It’s estimated that approximately 11% of adults have lumbar spinal stenosis (LSS) in the United States, and the prevalence increases with age.
Jeffrey N. Katz, MD, MS, director of the Orthopaedic and Arthritis Center for Outcomes Research at Brigham and Women’s Hospital, Melvin C. Makhni, MD, director of Complex Spine Surgery in the Department of Orthopaedic Surgery at the Brigham, and colleagues recently reviewed in JAMA the current evidence about managing acquired, degenerative LSS.
This summary focuses on treatment, but the review also discusses the pathophysiology, clinical presentation, assessment and diagnosis, and prognosis of LSS.
The authors selected 68 articles on the diagnosis and treatment of LSS that were published between January 2000 and December 2021. 23 were randomized clinical trials that included at least 25 participants per treatment group.
Based on their review of randomized trials, the authors drew the following conclusions.
Many studies have assessed nonsteroidal anti-inflammatory medications (NSAIDs), acetaminophen, and other medications for low back pain, but little research is specific to LSS. While NSAIDs are a first-line treatment for LSS, the authors note that findings from studies of other spinal disorders should be applied cautiously to patients with LSS.
Gabapentin—In a randomized trial, gabapentin was associated with greater pain relief compared to a standard regimen of physical therapy with exercises, corset, and NSAIDs. However, the trial enrolled only 55 participants with LSS.
Nasal calcitonin—A Cochrane review concluded calcitonin does not reduce pain or improve walking distance in patients with LSS compared to placebo or acetaminophen.
Duloxetine and opiates—No clinical trials of these agents have been reported specifically for LSS.
Other Nonoperative Treatment
Patient counseling—Patients with LSS generally benefit from explaining the relationship between posture and symptoms. Exercises typically carried out in a lumbar flexion position, such as biking or swimming side stroke, can be recommended as a way to avoid exacerbating symptoms.
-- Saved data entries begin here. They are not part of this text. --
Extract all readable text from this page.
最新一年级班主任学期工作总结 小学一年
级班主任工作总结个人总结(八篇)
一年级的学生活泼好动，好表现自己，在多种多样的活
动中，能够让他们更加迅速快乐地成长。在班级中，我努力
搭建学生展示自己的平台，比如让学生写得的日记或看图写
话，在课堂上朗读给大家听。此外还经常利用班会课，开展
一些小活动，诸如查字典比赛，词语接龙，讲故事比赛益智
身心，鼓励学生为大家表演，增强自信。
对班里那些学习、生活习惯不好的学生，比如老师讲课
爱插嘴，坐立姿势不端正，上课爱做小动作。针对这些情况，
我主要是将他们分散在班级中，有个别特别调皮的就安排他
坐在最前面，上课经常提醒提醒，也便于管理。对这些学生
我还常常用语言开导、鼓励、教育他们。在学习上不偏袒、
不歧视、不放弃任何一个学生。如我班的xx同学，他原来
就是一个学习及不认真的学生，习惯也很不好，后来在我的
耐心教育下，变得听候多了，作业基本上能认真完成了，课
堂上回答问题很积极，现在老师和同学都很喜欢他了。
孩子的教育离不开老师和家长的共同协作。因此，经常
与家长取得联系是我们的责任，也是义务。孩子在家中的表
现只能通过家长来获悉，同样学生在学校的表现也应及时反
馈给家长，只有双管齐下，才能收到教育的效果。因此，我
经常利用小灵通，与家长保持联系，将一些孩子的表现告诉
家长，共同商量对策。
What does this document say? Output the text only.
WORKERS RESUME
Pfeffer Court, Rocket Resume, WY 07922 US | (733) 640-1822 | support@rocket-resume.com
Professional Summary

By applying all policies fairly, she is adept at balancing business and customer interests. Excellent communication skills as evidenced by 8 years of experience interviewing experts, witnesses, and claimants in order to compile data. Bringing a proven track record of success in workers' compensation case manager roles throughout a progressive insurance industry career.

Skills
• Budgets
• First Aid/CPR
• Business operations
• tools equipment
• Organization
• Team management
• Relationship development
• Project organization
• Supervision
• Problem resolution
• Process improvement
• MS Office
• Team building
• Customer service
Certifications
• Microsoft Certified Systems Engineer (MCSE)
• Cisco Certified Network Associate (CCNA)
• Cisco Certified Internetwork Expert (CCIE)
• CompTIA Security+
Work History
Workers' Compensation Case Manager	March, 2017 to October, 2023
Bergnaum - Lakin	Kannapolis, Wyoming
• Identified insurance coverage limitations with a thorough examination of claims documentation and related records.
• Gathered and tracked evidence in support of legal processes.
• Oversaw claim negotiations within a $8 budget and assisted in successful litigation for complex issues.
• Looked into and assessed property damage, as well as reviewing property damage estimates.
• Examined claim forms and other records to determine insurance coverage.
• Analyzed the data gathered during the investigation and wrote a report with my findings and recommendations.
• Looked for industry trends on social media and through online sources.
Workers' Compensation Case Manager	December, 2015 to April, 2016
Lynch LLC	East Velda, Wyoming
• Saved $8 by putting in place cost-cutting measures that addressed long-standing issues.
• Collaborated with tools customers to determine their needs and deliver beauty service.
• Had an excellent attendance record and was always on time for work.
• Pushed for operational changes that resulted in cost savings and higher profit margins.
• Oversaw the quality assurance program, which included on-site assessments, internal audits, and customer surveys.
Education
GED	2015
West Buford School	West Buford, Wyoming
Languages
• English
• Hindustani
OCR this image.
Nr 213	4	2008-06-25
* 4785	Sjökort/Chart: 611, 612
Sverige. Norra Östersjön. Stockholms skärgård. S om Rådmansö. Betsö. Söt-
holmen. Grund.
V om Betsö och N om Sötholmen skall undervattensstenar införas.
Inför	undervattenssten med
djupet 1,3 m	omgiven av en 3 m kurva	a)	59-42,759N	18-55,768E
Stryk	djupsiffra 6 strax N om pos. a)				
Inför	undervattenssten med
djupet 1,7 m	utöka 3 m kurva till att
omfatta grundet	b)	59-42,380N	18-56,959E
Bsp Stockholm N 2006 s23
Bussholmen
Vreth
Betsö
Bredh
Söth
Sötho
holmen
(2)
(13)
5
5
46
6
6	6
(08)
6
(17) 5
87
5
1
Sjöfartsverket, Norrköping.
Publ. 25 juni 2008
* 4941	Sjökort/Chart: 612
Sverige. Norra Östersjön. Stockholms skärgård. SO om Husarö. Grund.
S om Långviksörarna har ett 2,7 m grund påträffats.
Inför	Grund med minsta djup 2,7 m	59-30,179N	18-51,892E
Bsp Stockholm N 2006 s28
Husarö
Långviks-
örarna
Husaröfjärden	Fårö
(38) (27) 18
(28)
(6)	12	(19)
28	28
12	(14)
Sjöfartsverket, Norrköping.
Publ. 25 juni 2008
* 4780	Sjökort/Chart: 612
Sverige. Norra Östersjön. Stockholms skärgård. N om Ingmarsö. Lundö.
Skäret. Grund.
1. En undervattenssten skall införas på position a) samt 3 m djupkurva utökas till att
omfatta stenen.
Physical therapy, manual therapy, and exercise—Randomized clinical trials have typically demonstrated the benefits of physical therapy, manual therapy, and structured, supervised exercise programs for improving pain and function in LSS. Manual therapies studied in these trials include lumbar distraction mobilization, hip and sacroiliac joint mobilization, manual stretching, and muscle strengthening. Exercise programs examined involved cycling, treadmill walking, or aquatic therapy.
Epidural steroid injections may provide greater pain relief than placebo injections for a few weeks. Rare but serious adverse events following epidural steroid injections include severe infection and permanent neurologic injuries such as foot drop. The authors suggest that epidural injections may be especially useful for a short-term goal such as attending a wedding.
Patients who have persistent symptoms of LSS and functional limitations despite nonoperative therapy can be referred for consideration of surgery.
Direct surgical decompression, in which bone and/or disk are moved away from the affected nerve root(s), can be performed through an open or minimally invasive approach. Three randomized clinical trials have compared various nonoperative regimens with decompressive surgery. The results are mixed but suggest a benefit of surgery.
Instrumented fusion may be appropriate for patients who have concomitant degenerative spondylolisthesis and/or scoliosis. However, shared decision-making is particularly important in these cases. Patients must balance the greater risk of complications and longer period of rehabilitation with the likelihood the procedure may improve outcomes, especially when instability is apparent on flexion and extension films.
The review includes answers to four questions frequently asked by primary care physicians about treating LSS.